Wenn nun ein Versicherungsnehmer ein Produkt ab­geschlossen hat, das besondere Anlagestrategien ver­folgt, wie beispielsweise besonders ethische, ökologisch oder soziale Kapitalanlagen und das zu übernehmende Unternehmen diese nicht anbietet; dann sollte nach einer Lösung gesucht werden, die auch gegebenenfalls ein Sonderkündigungsrecht für die Versicherungsnehmer vorsieht.

Das Urteil der verfassungsrechtlichen Anforderun­gen an die Lebensversicherer ist zum Großteil schon in dem Versicherungsvertragsgesetz umgesetzt worden. Die Berechnung, die Saldierung von Verlusten und Ge­winnen für die Überschussberechnung obliegt aber der Aufsichtsbehörde und unterliegt daher dem Versiche­rungsaufsichtsänderungsgesetz. Einer geäußerten Kri­tik, die die Bestandsübertragung bei Verträgen mit Über­schussbeteiligung betrifft, ist unseres Erachtens Rechnung zu tragen. Bei Versicherungsverträgen mit Überschussbeteiligung ist bei Übertragung sicherzustel­len, dass der Wert der Überschussbeteiligung des auf­nehmenden und des abgebenden Versicherungsunterneh­mens jeweils gleich bleibt. Dabei sollen auch die den Verträgen bereits zugewiesenen Bewertungsreserven nach dem Zeitwert einbezogen werden.

Interessant bei der Neunten Novelle ist auch der Übergang zu einer mehr prinzipienbasierten Aufsicht über die Versicherungswirtschaft, gerade im Hinblick auf die geplanten europäischen Aufsichtsstandards für die Versicherungswirtschaft Solvency II. Da wird die Entwicklung, wie sie mit Basel II bei den Banken statt­gefunden hat, auf den Versicherungssektor übertragen. Hierbei möchten wir die Zusammenhänge von der durch das Versicherungsaufsichtsänderungsgesetz veranlass­ten Änderungen in Betracht auf Solvency II näher disku­tieren. Die weiteren Verhandlungen zu Solvency II fin­den auch erst nach Abschluss der Neunten VAG-Novelle statt, so dass wir die Debatte zu dem Versicherungsauf­sichtsgesetz auch vor dem Hintergrund der europäischen Harmonisierungsbestrebungen führen können.

Ein wichtiger Punkt bei der prinzipienbasierten Auf­sicht ist, wie die Aufsichtsbehörde durch die neu formu­lierten Anforderungen an das Risikomanagement der Versicherungsunternehmen das Risikoergebnis kontrol­lieren kann. In dem jetzt vorliegenden Regierungsent­wurf wird die Implementierung eines angemessenen Risikomanagementsystems bzw. einer angemessenen Risikosteuerung verlangt. Allerdings stellt der Entwurf der Bundesregierung nur auf die Implementierung der Risikosysteme und ihrer Funktionsfähigkeit ab, verlangt aber keine explizite Nennung des Risikoergebnisses.

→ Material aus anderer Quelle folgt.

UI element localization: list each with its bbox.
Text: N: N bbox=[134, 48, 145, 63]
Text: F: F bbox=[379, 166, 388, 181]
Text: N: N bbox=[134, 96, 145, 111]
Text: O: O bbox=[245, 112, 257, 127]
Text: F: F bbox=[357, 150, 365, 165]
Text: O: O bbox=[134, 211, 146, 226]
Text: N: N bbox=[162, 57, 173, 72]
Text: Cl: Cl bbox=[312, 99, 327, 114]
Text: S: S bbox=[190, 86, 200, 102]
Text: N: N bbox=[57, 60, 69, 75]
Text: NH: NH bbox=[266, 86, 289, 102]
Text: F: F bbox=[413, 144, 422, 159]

Hier stellt sich die Frage, ob dies genügt, um den beauf­sichtigenden Institutionen einen effektiven Überblick zu verschaffen.

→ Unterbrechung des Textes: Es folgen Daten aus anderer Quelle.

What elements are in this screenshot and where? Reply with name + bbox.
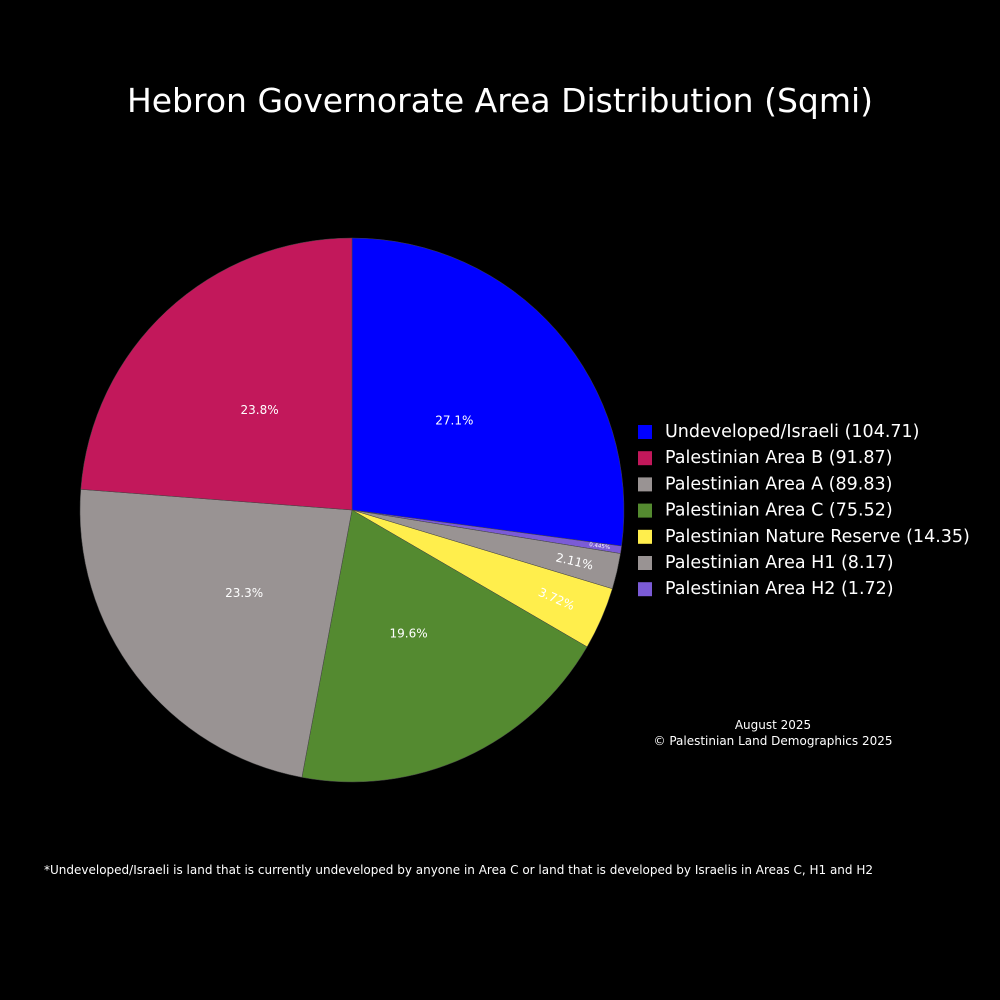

Im Rahmen der Diskussion um die Achten Novelle des Versicherungsaufsichtsgesetzes wurde bereits über die Frage der Unterdeckung bei Pensionsfonds gespro­chen. Damals wurde zugesichert, dass dies im Rahmen der Neunten Novelle überprüft werden soll. Neben den bereits im Gesetz enthaltenen Punkten werden wir uns also mit dieser Thematik befassen. Das ist auch richtig so. Als eine wichtige Säule der Altersvorsorge sollte die betriebliche Altersvorsorge durch Pensionsfonds erleich­tert werden, und zwar auch mit Standort in Deutschland. Das entsprechende Altersvermögensgesetz trat am 1. Ja­nuar 2002 in Kraft. Pensionsfonds sind in Deutschland aber noch nicht verbreitet. Wichtig wird es für diese Dis­kussion sein, dass wir klären, ob und wenn ja, in welcher Höhe eine Neuregelung Steuerausfälle verursachen würde, und wie die Interessen der Verbraucherinnen und Verbraucher an Sicherheit bei ihrer Altersversorgung ge­währleistet werden können.